Wednesday, June 2, 2010

The language of truth

This is actually what started me on the whole skeptical art idea, the visual language used by museums.

When I was a kid I went to the Royal Ontario Museum and was fascinated by all of their impressive displays about the evolution of dinosaurs and how evolved into lizards. When I went back years later the same dinosaurs were there, but they were evolving into birds.

Now that I'm an adult I can visit a museum and read the signs deeply enough to catch the caveats and disclaimers about this being what "evidence suggests" and "the scientific consensus" scattered here and there in the longer blocks of text that everyone skips over to look at the compelling and scientific looking graphic beside the awe inspiring sculpture.

That brings me to my jump off point to all of this inquiry: What is a scientific looking? Why do we believe what we see in a museum with credulity? I have lots of hypotheses. I'm going to start with this.

We believe what we see in a museum because that's what the word "museum" means. A museum is where we keep history so that the public can see it. Scientists and learned people put those things there so they must be true. When we enter a museum, we leave our skepticism at the door and absorb everything we see as fact. Museums, at least those that I have visited, have a certain structure to their exhibits that tell us that what we're seeing is a museum piece. The cases, the labels the lighting and the poses of the sculptures all contribute. Also, the complimentary graphics that tend to emphasize form and detail over movements and composition tell us that the truth is more important than entertainment.

This visual language seems to have become so well understood that it can be abused. Enter the Museum of Creation. I shit you not. This is a real place. Their agenda is to present an interpretation of history that is coherent with a literal interpretation of the bible. How do they do it? By creating the same environment as a genuine natural history museum. Take their virtual tour. This is the same place as I visited as a kid but with different labels. If I wasn't versed in the sciences I would be entirely unable to discern between the facts being presented at each.

So my conclusion? We have, as a society, created and conformed to a visual language that lends credibility to its subject. That language can now be exploited by anyone with the resources to do so.

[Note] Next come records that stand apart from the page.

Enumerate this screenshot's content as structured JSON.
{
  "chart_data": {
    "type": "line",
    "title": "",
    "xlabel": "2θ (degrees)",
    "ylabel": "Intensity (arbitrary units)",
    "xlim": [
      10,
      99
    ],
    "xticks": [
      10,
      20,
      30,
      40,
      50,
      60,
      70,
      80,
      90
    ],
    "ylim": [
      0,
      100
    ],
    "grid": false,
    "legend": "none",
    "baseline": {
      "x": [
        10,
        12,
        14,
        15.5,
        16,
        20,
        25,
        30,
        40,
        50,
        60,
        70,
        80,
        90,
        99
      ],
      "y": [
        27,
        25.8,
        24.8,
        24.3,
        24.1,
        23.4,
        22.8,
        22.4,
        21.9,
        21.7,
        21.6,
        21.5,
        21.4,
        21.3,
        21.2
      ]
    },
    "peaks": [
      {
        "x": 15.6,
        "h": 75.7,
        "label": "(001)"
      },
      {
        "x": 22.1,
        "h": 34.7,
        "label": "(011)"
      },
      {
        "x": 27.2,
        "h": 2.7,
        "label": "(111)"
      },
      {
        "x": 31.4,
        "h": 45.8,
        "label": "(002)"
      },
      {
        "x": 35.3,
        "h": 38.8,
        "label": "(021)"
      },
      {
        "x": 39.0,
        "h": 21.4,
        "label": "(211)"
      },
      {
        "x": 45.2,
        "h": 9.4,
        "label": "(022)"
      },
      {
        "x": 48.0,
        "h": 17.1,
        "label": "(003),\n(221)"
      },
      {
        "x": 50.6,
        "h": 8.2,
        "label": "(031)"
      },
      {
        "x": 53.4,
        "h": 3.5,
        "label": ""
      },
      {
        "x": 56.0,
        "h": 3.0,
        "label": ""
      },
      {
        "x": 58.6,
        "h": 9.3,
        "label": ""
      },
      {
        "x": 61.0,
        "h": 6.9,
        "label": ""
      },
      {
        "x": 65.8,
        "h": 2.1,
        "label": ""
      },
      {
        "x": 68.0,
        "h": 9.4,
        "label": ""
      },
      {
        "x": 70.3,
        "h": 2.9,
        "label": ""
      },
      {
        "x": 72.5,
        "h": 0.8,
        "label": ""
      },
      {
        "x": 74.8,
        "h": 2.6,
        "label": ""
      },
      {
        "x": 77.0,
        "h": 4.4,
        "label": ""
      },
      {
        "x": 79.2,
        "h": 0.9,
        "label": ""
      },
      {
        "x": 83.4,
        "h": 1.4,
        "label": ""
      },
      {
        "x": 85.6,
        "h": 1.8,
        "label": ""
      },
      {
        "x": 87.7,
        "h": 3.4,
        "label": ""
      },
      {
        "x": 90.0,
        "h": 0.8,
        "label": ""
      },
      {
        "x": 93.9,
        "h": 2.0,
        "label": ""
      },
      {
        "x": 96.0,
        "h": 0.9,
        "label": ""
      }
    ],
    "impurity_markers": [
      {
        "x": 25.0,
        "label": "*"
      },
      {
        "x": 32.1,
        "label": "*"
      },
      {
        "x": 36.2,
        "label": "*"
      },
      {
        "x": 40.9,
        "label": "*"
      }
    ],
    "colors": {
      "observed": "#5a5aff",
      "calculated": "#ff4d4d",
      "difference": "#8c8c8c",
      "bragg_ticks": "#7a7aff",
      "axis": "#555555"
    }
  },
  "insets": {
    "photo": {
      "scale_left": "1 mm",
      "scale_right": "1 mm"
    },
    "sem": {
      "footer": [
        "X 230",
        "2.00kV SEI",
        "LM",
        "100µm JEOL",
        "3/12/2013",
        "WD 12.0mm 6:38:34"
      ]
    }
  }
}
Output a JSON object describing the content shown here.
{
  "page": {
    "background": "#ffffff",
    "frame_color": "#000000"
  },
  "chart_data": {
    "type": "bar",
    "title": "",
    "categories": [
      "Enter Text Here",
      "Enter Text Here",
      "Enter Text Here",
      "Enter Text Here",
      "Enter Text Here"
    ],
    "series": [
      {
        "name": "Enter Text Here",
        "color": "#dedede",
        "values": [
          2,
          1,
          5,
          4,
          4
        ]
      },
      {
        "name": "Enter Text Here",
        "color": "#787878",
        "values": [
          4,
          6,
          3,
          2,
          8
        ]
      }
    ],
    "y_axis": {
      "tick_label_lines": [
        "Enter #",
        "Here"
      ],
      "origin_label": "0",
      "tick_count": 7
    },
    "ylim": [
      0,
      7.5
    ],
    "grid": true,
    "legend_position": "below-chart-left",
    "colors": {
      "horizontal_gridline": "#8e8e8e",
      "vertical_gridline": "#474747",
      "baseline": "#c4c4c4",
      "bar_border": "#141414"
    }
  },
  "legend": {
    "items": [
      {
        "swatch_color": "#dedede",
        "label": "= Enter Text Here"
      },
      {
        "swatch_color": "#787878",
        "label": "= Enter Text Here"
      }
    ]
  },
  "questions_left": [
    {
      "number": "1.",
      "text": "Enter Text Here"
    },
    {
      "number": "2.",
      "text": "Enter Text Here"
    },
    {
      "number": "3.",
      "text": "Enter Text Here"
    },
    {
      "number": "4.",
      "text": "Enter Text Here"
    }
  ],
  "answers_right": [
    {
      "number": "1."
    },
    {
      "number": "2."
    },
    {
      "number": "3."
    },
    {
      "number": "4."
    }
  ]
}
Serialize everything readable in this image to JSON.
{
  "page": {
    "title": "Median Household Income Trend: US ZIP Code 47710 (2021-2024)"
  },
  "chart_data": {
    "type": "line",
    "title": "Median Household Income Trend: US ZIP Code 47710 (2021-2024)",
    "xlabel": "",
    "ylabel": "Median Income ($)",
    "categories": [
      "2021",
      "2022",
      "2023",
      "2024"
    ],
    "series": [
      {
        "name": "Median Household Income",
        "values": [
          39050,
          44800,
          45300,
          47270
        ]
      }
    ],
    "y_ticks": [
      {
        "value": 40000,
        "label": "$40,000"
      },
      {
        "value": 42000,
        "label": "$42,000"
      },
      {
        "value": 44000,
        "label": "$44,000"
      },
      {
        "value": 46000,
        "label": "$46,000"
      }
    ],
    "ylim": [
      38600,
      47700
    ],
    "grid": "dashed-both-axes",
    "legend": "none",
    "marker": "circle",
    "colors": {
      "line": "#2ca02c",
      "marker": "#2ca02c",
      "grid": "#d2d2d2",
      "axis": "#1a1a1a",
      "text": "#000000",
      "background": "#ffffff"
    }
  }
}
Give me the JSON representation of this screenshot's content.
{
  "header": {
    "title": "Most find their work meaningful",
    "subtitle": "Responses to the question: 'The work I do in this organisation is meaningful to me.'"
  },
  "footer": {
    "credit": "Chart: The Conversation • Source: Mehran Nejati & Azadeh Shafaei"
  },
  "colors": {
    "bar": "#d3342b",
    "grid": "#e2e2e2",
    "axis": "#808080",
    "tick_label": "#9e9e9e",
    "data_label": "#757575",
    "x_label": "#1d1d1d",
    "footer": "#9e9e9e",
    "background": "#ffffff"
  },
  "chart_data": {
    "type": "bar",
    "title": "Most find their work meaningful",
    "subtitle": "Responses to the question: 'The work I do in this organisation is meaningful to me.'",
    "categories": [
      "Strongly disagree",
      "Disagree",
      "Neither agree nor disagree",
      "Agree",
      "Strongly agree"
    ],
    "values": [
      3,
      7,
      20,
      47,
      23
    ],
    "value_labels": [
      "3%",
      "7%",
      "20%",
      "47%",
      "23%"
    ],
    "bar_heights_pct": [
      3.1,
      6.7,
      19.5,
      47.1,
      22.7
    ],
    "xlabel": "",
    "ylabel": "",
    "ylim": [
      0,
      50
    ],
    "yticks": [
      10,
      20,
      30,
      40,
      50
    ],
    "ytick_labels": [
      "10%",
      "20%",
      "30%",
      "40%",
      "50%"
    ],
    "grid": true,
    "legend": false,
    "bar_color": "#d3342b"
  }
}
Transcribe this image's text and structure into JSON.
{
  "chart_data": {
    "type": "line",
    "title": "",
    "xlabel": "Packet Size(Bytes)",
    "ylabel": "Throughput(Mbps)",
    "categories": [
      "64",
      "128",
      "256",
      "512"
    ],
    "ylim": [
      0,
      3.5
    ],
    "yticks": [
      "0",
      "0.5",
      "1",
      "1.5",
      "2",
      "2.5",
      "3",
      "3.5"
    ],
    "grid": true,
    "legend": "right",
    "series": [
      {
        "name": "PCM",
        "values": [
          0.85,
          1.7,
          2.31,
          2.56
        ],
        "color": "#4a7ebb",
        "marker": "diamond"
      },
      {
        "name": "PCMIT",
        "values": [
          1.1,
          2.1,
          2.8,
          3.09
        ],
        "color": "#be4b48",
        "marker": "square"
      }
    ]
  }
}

My solution? Introduce paradox. Create and present items using the visual language of the museum that can't possibly be true. Force the viewer to think critically about what they're seeing and hope that they can then apply that to future exhibits. My dream is to make a whole museum style exhibit full of visually compelling nonsense. Here's my prototype:

(I did say in my first post that at some point I would stroke my own ego)

In my mind I have an exhibit with interactive displays and fake fossils and some bigger skeletons and a whole evolutionary history based entirely on lies. I'm convinced that it will work because two strangers have already asked me if this guy is real.